Die Wahlniederlage des ehemaligen US-Präsidenten Donald Trump liegt mittlerweile Monate zurück. Doch noch immer bemühen sich einige Republikaner, das aus ihrer Sicht ungerechte Ergebnis revidieren zu lassen. Konkret gibt es aktuell einen groß angelegten Vorstoß im bevölkerungsreichsten Bezirk des Bundesstaates Arizona.

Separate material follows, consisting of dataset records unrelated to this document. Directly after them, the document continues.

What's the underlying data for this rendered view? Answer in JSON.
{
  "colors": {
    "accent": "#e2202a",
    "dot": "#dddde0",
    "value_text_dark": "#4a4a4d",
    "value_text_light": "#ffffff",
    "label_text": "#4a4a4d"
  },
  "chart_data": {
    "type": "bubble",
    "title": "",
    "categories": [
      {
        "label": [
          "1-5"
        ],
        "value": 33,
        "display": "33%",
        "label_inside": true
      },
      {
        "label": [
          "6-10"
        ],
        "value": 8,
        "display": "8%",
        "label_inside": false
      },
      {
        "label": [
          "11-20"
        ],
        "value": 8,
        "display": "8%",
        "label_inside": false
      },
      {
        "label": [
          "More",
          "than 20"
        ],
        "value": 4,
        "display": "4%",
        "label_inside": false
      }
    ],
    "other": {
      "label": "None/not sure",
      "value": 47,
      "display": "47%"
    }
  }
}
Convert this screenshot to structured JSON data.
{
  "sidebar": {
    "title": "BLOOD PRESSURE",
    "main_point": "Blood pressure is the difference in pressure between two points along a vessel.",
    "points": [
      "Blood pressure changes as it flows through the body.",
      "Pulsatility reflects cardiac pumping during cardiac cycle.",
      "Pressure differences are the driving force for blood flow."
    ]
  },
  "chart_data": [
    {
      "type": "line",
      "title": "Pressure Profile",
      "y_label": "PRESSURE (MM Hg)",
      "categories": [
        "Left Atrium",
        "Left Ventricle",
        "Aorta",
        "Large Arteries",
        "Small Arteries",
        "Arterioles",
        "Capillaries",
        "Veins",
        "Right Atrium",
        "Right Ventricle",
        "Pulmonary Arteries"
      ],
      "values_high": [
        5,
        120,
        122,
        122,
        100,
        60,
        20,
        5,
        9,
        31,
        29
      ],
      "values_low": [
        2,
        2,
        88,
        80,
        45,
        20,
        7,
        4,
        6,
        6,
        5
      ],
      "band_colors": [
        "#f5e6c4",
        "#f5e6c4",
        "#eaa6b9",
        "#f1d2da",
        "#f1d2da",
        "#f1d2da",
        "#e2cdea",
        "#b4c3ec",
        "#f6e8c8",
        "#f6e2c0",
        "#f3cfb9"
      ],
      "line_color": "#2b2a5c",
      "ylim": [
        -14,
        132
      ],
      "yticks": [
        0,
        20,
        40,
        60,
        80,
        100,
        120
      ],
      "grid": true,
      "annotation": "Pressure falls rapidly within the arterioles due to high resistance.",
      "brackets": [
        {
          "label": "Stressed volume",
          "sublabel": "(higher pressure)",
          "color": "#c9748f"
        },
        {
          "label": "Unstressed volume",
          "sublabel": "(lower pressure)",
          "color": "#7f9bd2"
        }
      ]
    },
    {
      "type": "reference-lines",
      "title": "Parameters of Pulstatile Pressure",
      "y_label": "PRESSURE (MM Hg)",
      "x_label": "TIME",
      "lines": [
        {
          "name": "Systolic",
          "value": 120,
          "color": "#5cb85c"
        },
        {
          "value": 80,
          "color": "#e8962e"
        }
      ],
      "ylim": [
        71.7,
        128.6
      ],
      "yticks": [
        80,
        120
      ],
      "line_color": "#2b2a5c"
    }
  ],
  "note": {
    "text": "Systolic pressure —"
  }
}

Im Maricopa County sind über das Wochenende 2,1 Millionen Stimmzettel sowie Wahlmaschinen und die dazugehörigen Computerfestplatten untersucht worden. Grundlage war ein Beschluss des Senats von Arizona, in dem die Republikaner eine Mehrheit von 16 zu 14 Stimmen haben. »Danke an die staatlichen Senatoren und andere in Arizona für den Beginn dieser vollständigen forensischen Prüfung«, hieß es in einer Erklärung des früheren Präsidenten Trump. »Ich sage voraus, dass die Ergebnisse verblüffend sein werden!’«

Formell geleitet wird die Untersuchung im Arizona Veterans Memorial Coliseum, einer Mehrzweckhalle in Phoenix, von Ken Bennett, einem republikanischen Politiker, der früher Senatspräsident in Arizona war sowie das Amt des Secretary of State dort innehatte, das protokollarisch an dritter Stelle nach Gouverneur und Vizegouverneur steht. Um die Durchführung kümmert sich ein Privatunternehmen namens Cyber Ninjas.

»Sie versuchen, etwas zu finden, von dem wir wissen, dass es nicht existiert«, kritisiert wiederum die aktuelle Secretary of State in Arizona, die Demokratin Katie Hobbs. In ihren Zuständigkeitsbereich fallen auch die Wahlen. »Es ist lächerlich, dass die Leute denken, dass sie, wenn sie die Ergebnisse nicht mögen, einfach reinkommen und sie auseinanderreißen können.«

Aus Sicht von Kritikern fehlt dem Unternehmen Cyber Ninjas die Erfahrung, überhaupt eine so umfangreiche Wahlprüfung durchzuführen. Außerdem habe der Firmenchef Doug Logan unbegründete Verschwörungstheorien verbreitet, wonach die offiziellen Ergebnisse der Präsidentschaftswahlen 2020 unrechtmäßig seien. »Sie sind nicht qualifiziert, sie wissen nicht…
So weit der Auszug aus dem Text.